Tegoroczna edycja festiwalu rozpoczęła się 5 lipca. W jego ramach odbyło się już 12 koncertów. Mieliśmy okazję wysłuchać wielu utworów solowych i kameralnych Krzysztofa Pendereckiego w znakomitych interpretacjach, od pierwszej w katalogu dzieł Sonaty na skrzypce i fortepian po IV Kwartet smyczkowy, którego powstanie przerwała śmierć artysty.
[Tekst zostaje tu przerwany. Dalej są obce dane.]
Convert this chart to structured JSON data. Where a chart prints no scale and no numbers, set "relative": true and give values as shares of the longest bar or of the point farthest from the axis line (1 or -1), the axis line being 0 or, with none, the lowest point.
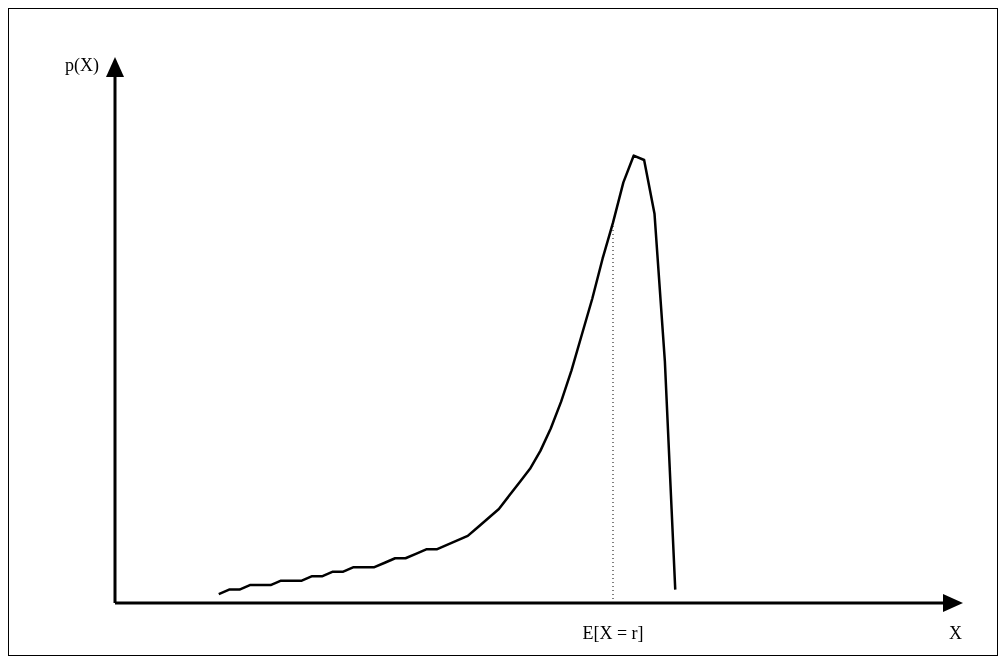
{
  "chart_data": {
    "type": "line",
    "relative": true,
    "xlabel": "X",
    "ylabel": "p(X)",
    "categories": [
      null,
      null,
      null,
      null,
      null,
      null,
      null,
      null,
      null,
      null,
      null,
      null,
      null,
      null,
      null,
      null,
      null,
      null,
      null,
      null,
      null,
      null,
      null,
      null,
      null,
      null,
      null,
      null,
      null,
      null,
      null,
      null,
      null,
      null,
      null,
      null,
      null,
      null,
      null,
      null,
      null,
      null,
      null,
      null,
      null,
      null,
      null,
      null,
      null,
      null,
      null,
      null,
      null,
      null,
      null,
      null,
      null,
      null,
      null,
      null,
      null,
      null,
      null,
      null,
      null,
      null,
      null,
      null,
      null,
      null,
      null,
      null,
      null,
      null,
      null,
      null,
      null,
      null,
      null,
      null,
      null
    ],
    "series": [
      {
        "color": "#000000",
        "values": [
          null,
          null,
          null,
          null,
          null,
          null,
          null,
          null,
          null,
          null,
          0.02,
          0.03,
          0.03,
          0.04,
          0.04,
          0.04,
          0.05,
          0.05,
          0.05,
          0.06,
          0.06,
          0.07,
          0.07,
          0.08,
          0.08,
          0.08,
          0.09,
          0.1,
          0.1,
          0.11,
          0.12,
          0.12,
          0.13,
          0.14,
          0.15,
          0.17,
          0.19,
          0.21,
          0.24,
          0.27,
          0.3,
          0.34,
          0.39,
          0.45,
          0.52,
          0.6,
          0.68,
          0.77,
          0.85,
          0.94,
          1,
          0.99,
          0.87,
          0.54,
          0.03,
          null,
          null,
          null,
          null,
          null,
          null,
          null,
          null,
          null,
          null,
          null,
          null,
          null,
          null,
          null,
          null,
          null,
          null,
          null,
          null,
          null,
          null,
          null,
          null,
          null,
          null
        ]
      }
    ],
    "annotations": [
      "E[X = r]"
    ],
    "marker": "none",
    "line_style": "solid"
  }
}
Koncert finałowy 30 sierpnia zapowiada się niezwykle imponująco i refleksyjnie. W sali koncertowej Europejskiego Centrum Muzyki w Lusławicach zabrzmią dzieła intymne, najbardziej osobiste, pełne kontemplacyjnego zamyślenia – swoista „musica domestica” Pendereckiego: Preludium na klarnet solo (1987), Kwartet na klarnet i trio smyczkowe (1993) oraz Sekstet na klarnet, róg, trio smyczkowe i fortepian (2000). Wystąpią: Andrzej Ciepliński – klarnet, Tomasz Bińkowski – róg, Janusz Wawrowski – skrzypce, Katarzyna Budnik – altówka, Marcin Zdunik – wiolonczela i Szymon Nehring – fortepian.
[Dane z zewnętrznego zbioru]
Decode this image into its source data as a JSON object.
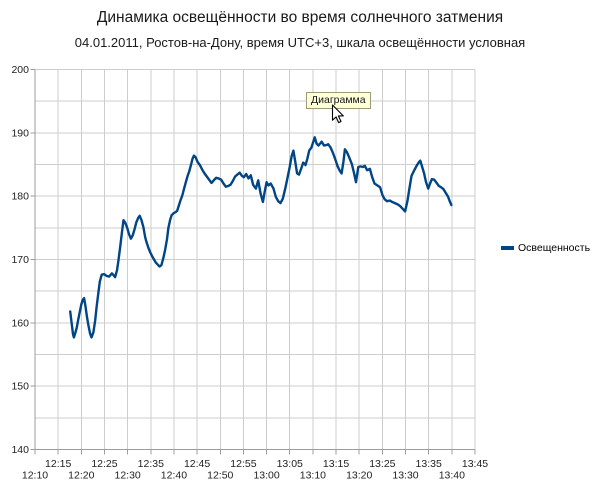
{
  "header": {
    "title": "Динамика освещённости во время солнечного затмения",
    "subtitle": "04.01.2011, Ростов-на-Дону, время UTC+3, шкала освещённости условная"
  },
  "ui": {
    "tooltip_label": "Диаграмма",
    "cursor": "arrow-pointer"
  },
  "colors": {
    "series_line": "#004586",
    "gridline": "#cdcdcd",
    "axis": "#9c9c9c",
    "tooltip_bg": "#ffffdb",
    "tooltip_border": "#9c9c74"
  },
  "chart_data": {
    "type": "line",
    "title": "Динамика освещённости во время солнечного затмения",
    "subtitle": "04.01.2011, Ростов-на-Дону, время UTC+3, шкала освещённости условная",
    "grid": "on",
    "legend_position": "right",
    "x_axis": {
      "unit": "time (UTC+3), minutes after 12:10",
      "range_minutes": [
        0,
        95
      ],
      "tick_interval_minutes": 5,
      "tick_labels": [
        "12:10",
        "12:15",
        "12:20",
        "12:25",
        "12:30",
        "12:35",
        "12:40",
        "12:45",
        "12:50",
        "12:55",
        "13:00",
        "13:05",
        "13:10",
        "13:15",
        "13:20",
        "13:25",
        "13:30",
        "13:35",
        "13:40",
        "13:45"
      ],
      "label_rows": "alternating (even ticks bottom row, odd ticks top row)"
    },
    "y_axis": {
      "range": [
        140,
        200
      ],
      "gridline_step": 5,
      "label_step": 10,
      "tick_labels": [
        "140",
        "150",
        "160",
        "170",
        "180",
        "190",
        "200"
      ]
    },
    "series": [
      {
        "name": "Освещенность",
        "color": "#004586",
        "points": [
          [
            7.6,
            161.8
          ],
          [
            7.9,
            160.0
          ],
          [
            8.2,
            158.2
          ],
          [
            8.4,
            157.7
          ],
          [
            8.7,
            158.4
          ],
          [
            9.0,
            159.2
          ],
          [
            9.3,
            160.4
          ],
          [
            9.6,
            161.5
          ],
          [
            10.0,
            162.9
          ],
          [
            10.3,
            163.6
          ],
          [
            10.6,
            163.9
          ],
          [
            10.9,
            162.6
          ],
          [
            11.2,
            161.0
          ],
          [
            11.5,
            159.7
          ],
          [
            11.9,
            158.3
          ],
          [
            12.2,
            157.7
          ],
          [
            12.6,
            158.5
          ],
          [
            13.0,
            160.4
          ],
          [
            13.3,
            162.5
          ],
          [
            13.7,
            164.9
          ],
          [
            14.0,
            166.5
          ],
          [
            14.4,
            167.6
          ],
          [
            14.9,
            167.7
          ],
          [
            15.5,
            167.4
          ],
          [
            16.0,
            167.3
          ],
          [
            16.6,
            167.8
          ],
          [
            17.0,
            167.5
          ],
          [
            17.3,
            167.2
          ],
          [
            17.7,
            168.3
          ],
          [
            18.0,
            169.8
          ],
          [
            18.4,
            172.0
          ],
          [
            18.8,
            174.5
          ],
          [
            19.1,
            176.2
          ],
          [
            19.5,
            175.8
          ],
          [
            19.9,
            175.0
          ],
          [
            20.3,
            174.0
          ],
          [
            20.7,
            173.3
          ],
          [
            21.1,
            173.8
          ],
          [
            21.5,
            174.8
          ],
          [
            21.9,
            175.9
          ],
          [
            22.3,
            176.6
          ],
          [
            22.6,
            176.9
          ],
          [
            23.0,
            176.2
          ],
          [
            23.4,
            175.1
          ],
          [
            23.8,
            173.5
          ],
          [
            24.1,
            172.7
          ],
          [
            24.5,
            171.8
          ],
          [
            24.9,
            171.1
          ],
          [
            25.3,
            170.5
          ],
          [
            25.7,
            170.0
          ],
          [
            26.1,
            169.5
          ],
          [
            26.5,
            169.2
          ],
          [
            26.9,
            168.9
          ],
          [
            27.3,
            169.1
          ],
          [
            27.7,
            170.2
          ],
          [
            28.1,
            171.5
          ],
          [
            28.5,
            173.2
          ],
          [
            28.8,
            175.0
          ],
          [
            29.2,
            176.3
          ],
          [
            29.5,
            177.0
          ],
          [
            29.9,
            177.3
          ],
          [
            30.4,
            177.5
          ],
          [
            30.7,
            177.7
          ],
          [
            31.0,
            178.4
          ],
          [
            31.4,
            179.3
          ],
          [
            31.8,
            180.1
          ],
          [
            32.2,
            181.2
          ],
          [
            32.6,
            182.3
          ],
          [
            33.0,
            183.3
          ],
          [
            33.3,
            183.9
          ],
          [
            33.7,
            185.0
          ],
          [
            34.0,
            185.9
          ],
          [
            34.3,
            186.4
          ],
          [
            34.7,
            186.1
          ],
          [
            35.1,
            185.4
          ],
          [
            35.6,
            184.9
          ],
          [
            36.1,
            184.2
          ],
          [
            36.6,
            183.6
          ],
          [
            37.1,
            183.1
          ],
          [
            37.6,
            182.6
          ],
          [
            38.1,
            182.1
          ],
          [
            38.6,
            182.5
          ],
          [
            39.1,
            182.9
          ],
          [
            39.6,
            182.8
          ],
          [
            40.2,
            182.6
          ],
          [
            40.7,
            182.0
          ],
          [
            41.2,
            181.5
          ],
          [
            41.7,
            181.6
          ],
          [
            42.2,
            181.8
          ],
          [
            42.7,
            182.4
          ],
          [
            43.2,
            183.1
          ],
          [
            43.7,
            183.4
          ],
          [
            44.2,
            183.7
          ],
          [
            44.7,
            183.2
          ],
          [
            45.1,
            183.0
          ],
          [
            45.6,
            183.5
          ],
          [
            46.1,
            182.8
          ],
          [
            46.6,
            183.3
          ],
          [
            47.1,
            181.8
          ],
          [
            47.7,
            181.2
          ],
          [
            48.2,
            182.5
          ],
          [
            48.7,
            180.4
          ],
          [
            49.2,
            179.1
          ],
          [
            49.6,
            180.7
          ],
          [
            50.0,
            182.2
          ],
          [
            50.4,
            181.7
          ],
          [
            50.9,
            182.0
          ],
          [
            51.5,
            181.2
          ],
          [
            52.0,
            179.9
          ],
          [
            52.5,
            179.2
          ],
          [
            53.0,
            178.9
          ],
          [
            53.5,
            179.6
          ],
          [
            54.0,
            181.1
          ],
          [
            54.5,
            182.8
          ],
          [
            55.0,
            184.6
          ],
          [
            55.4,
            186.3
          ],
          [
            55.8,
            187.2
          ],
          [
            56.2,
            185.4
          ],
          [
            56.6,
            183.6
          ],
          [
            57.0,
            183.4
          ],
          [
            57.5,
            184.4
          ],
          [
            57.9,
            185.3
          ],
          [
            58.4,
            184.9
          ],
          [
            58.8,
            185.9
          ],
          [
            59.2,
            187.2
          ],
          [
            59.7,
            187.7
          ],
          [
            60.0,
            188.4
          ],
          [
            60.4,
            189.3
          ],
          [
            60.8,
            188.3
          ],
          [
            61.2,
            188.0
          ],
          [
            61.9,
            188.6
          ],
          [
            62.4,
            188.0
          ],
          [
            63.0,
            188.1
          ],
          [
            63.3,
            188.2
          ],
          [
            63.8,
            187.7
          ],
          [
            64.3,
            186.9
          ],
          [
            64.8,
            185.9
          ],
          [
            65.3,
            184.8
          ],
          [
            65.8,
            184.0
          ],
          [
            66.2,
            183.6
          ],
          [
            66.6,
            185.5
          ],
          [
            66.9,
            187.4
          ],
          [
            67.3,
            187.0
          ],
          [
            67.8,
            186.2
          ],
          [
            68.4,
            185.1
          ],
          [
            68.9,
            183.6
          ],
          [
            69.3,
            182.2
          ],
          [
            69.8,
            184.6
          ],
          [
            70.3,
            184.7
          ],
          [
            70.8,
            184.6
          ],
          [
            71.2,
            184.8
          ],
          [
            71.7,
            184.1
          ],
          [
            72.3,
            184.3
          ],
          [
            72.8,
            183.0
          ],
          [
            73.3,
            182.0
          ],
          [
            73.9,
            181.7
          ],
          [
            74.5,
            181.4
          ],
          [
            75.0,
            180.2
          ],
          [
            75.5,
            179.5
          ],
          [
            76.0,
            179.2
          ],
          [
            76.6,
            179.3
          ],
          [
            77.1,
            179.1
          ],
          [
            77.7,
            178.9
          ],
          [
            78.3,
            178.7
          ],
          [
            78.9,
            178.4
          ],
          [
            79.4,
            178.0
          ],
          [
            79.9,
            177.6
          ],
          [
            80.4,
            179.2
          ],
          [
            80.8,
            181.0
          ],
          [
            81.3,
            183.2
          ],
          [
            81.9,
            184.1
          ],
          [
            82.4,
            184.8
          ],
          [
            82.9,
            185.4
          ],
          [
            83.2,
            185.6
          ],
          [
            83.6,
            184.6
          ],
          [
            84.0,
            183.6
          ],
          [
            84.4,
            182.3
          ],
          [
            84.9,
            181.2
          ],
          [
            85.3,
            182.0
          ],
          [
            85.7,
            182.7
          ],
          [
            86.2,
            182.6
          ],
          [
            86.7,
            182.1
          ],
          [
            87.2,
            181.6
          ],
          [
            87.7,
            181.4
          ],
          [
            88.2,
            181.1
          ],
          [
            88.7,
            180.5
          ],
          [
            89.2,
            179.9
          ],
          [
            89.6,
            179.1
          ],
          [
            89.9,
            178.6
          ]
        ]
      }
    ]
  }
}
Kwartet na klarnet i trio smyczkowe, który usłyszymy podczas niedzielnego koncertu, to jeden z najbardziej subtelnych i osobistych utworów Krzysztofa Pendereckiego, stanowiący punkt zwrotny w jego karierze. Sekstet natomiast zrodził się z tradycji muzyki kameralnej i wpisuje się w zapoczątkowany przez Kwartet na klarnet i trio smyczkowe nurt „klarowności”. Należy on do najbardziej rozbudowanych dzieł kameralnych Pendereckiego.
Warto przypomnieć, że twórczość kameralna zajęła w latach 90. ważne miejsce w twórczości kompozytora. Określana przez krytyków „ścieżką obok głównej drogi”, była w rzeczywistości ważnym nurtem działań, o czym świadczą słowa samego artysty: „Pomimo, że muzyka kameralna jest dla mnie najważniejsza, to zawsze pisałem ją po drodze. Teraz staje się coraz ważniejsza. Początkowo pewne motywy, niewykorzystane fragmenty większych utworów stawały się zalążkiem utworów kameralnych. Obecnie muzyka ta ma swoje własne życie”.
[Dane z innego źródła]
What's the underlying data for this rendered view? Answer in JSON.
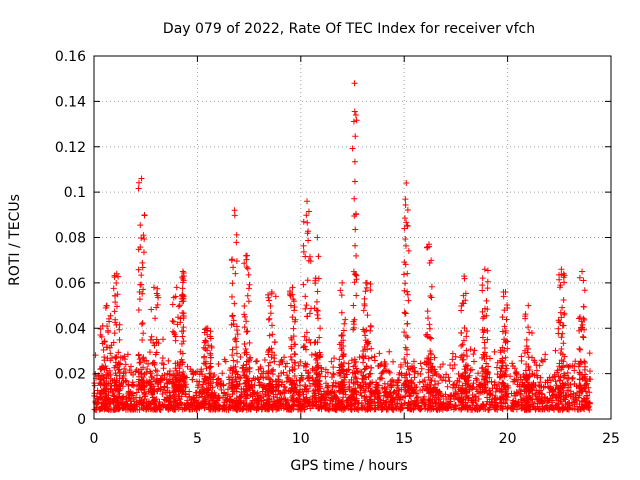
{
  "chart_data": {
    "type": "scatter",
    "title": "Day 079 of 2022, Rate Of TEC Index for receiver vfch",
    "xlabel": "GPS time / hours",
    "ylabel": "ROTI / TECUs",
    "xlim": [
      0,
      25
    ],
    "ylim": [
      0,
      0.16
    ],
    "x_ticks": [
      0,
      5,
      10,
      15,
      20,
      25
    ],
    "x_tick_labels": [
      "0",
      "5",
      "10",
      "15",
      "20",
      "25"
    ],
    "y_ticks": [
      0,
      0.02,
      0.04,
      0.06,
      0.08,
      0.1,
      0.12,
      0.14,
      0.16
    ],
    "y_tick_labels": [
      "0",
      "0.02",
      "0.04",
      "0.06",
      "0.08",
      "0.1",
      "0.12",
      "0.14",
      "0.16"
    ],
    "grid": true,
    "marker": "+",
    "marker_color": "#ff0000",
    "baseline": {
      "x_range": [
        0,
        24
      ],
      "min": 0.004,
      "max": 0.03
    },
    "bursts": [
      {
        "center": 0.6,
        "width": 0.6,
        "peak": 0.05
      },
      {
        "center": 1.1,
        "width": 0.3,
        "peak": 0.064
      },
      {
        "center": 2.3,
        "width": 0.3,
        "peak": 0.106
      },
      {
        "center": 2.9,
        "width": 0.4,
        "peak": 0.058
      },
      {
        "center": 4.0,
        "width": 0.5,
        "peak": 0.058
      },
      {
        "center": 4.3,
        "width": 0.1,
        "peak": 0.065
      },
      {
        "center": 5.5,
        "width": 0.4,
        "peak": 0.04
      },
      {
        "center": 6.8,
        "width": 0.3,
        "peak": 0.092
      },
      {
        "center": 7.4,
        "width": 0.3,
        "peak": 0.072
      },
      {
        "center": 8.6,
        "width": 0.4,
        "peak": 0.056
      },
      {
        "center": 9.6,
        "width": 0.3,
        "peak": 0.058
      },
      {
        "center": 10.3,
        "width": 0.4,
        "peak": 0.096
      },
      {
        "center": 10.8,
        "width": 0.3,
        "peak": 0.08
      },
      {
        "center": 12.0,
        "width": 0.3,
        "peak": 0.06
      },
      {
        "center": 12.6,
        "width": 0.2,
        "peak": 0.148
      },
      {
        "center": 13.2,
        "width": 0.4,
        "peak": 0.06
      },
      {
        "center": 15.1,
        "width": 0.25,
        "peak": 0.104
      },
      {
        "center": 16.2,
        "width": 0.3,
        "peak": 0.077
      },
      {
        "center": 17.9,
        "width": 0.3,
        "peak": 0.063
      },
      {
        "center": 18.9,
        "width": 0.3,
        "peak": 0.066
      },
      {
        "center": 19.8,
        "width": 0.4,
        "peak": 0.056
      },
      {
        "center": 21.0,
        "width": 0.4,
        "peak": 0.05
      },
      {
        "center": 22.6,
        "width": 0.3,
        "peak": 0.066
      },
      {
        "center": 23.6,
        "width": 0.3,
        "peak": 0.065
      }
    ]
  }
}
Kompozycje, które zostaną zaprezentowane podczas ostatniego koncertu festiwalowego, cechuje liryzm naznaczony pięknem. O istocie tej muzyki świadczą słowa jej twórcy: „Uprawiam różne formy muzyczne. Szukam w nich odpowiedzi na nurtujące mnie pytania i wątpliwości (…) Krążę, błądzę – wchodzę w mój symboliczny labirynt. Tylko droga okrężna prowadzi do spełnienia. Labirynt zbudowałem też w moim lusławickim ogrodzie. W nim czuję się bezpiecznie, cofam się, odnajduję inne drogi. Wychodzę z niego niechętnie. Tu też w Lusławicach powstaje najbliższa mi muzyka: pisane latami symfonie oraz kameralistyka – moja ‘musica domestica’. Uciekam tutaj w intymność, w świat bliski ciszy – i wydaje mi się, że zbliżam się do istoty muzyki”.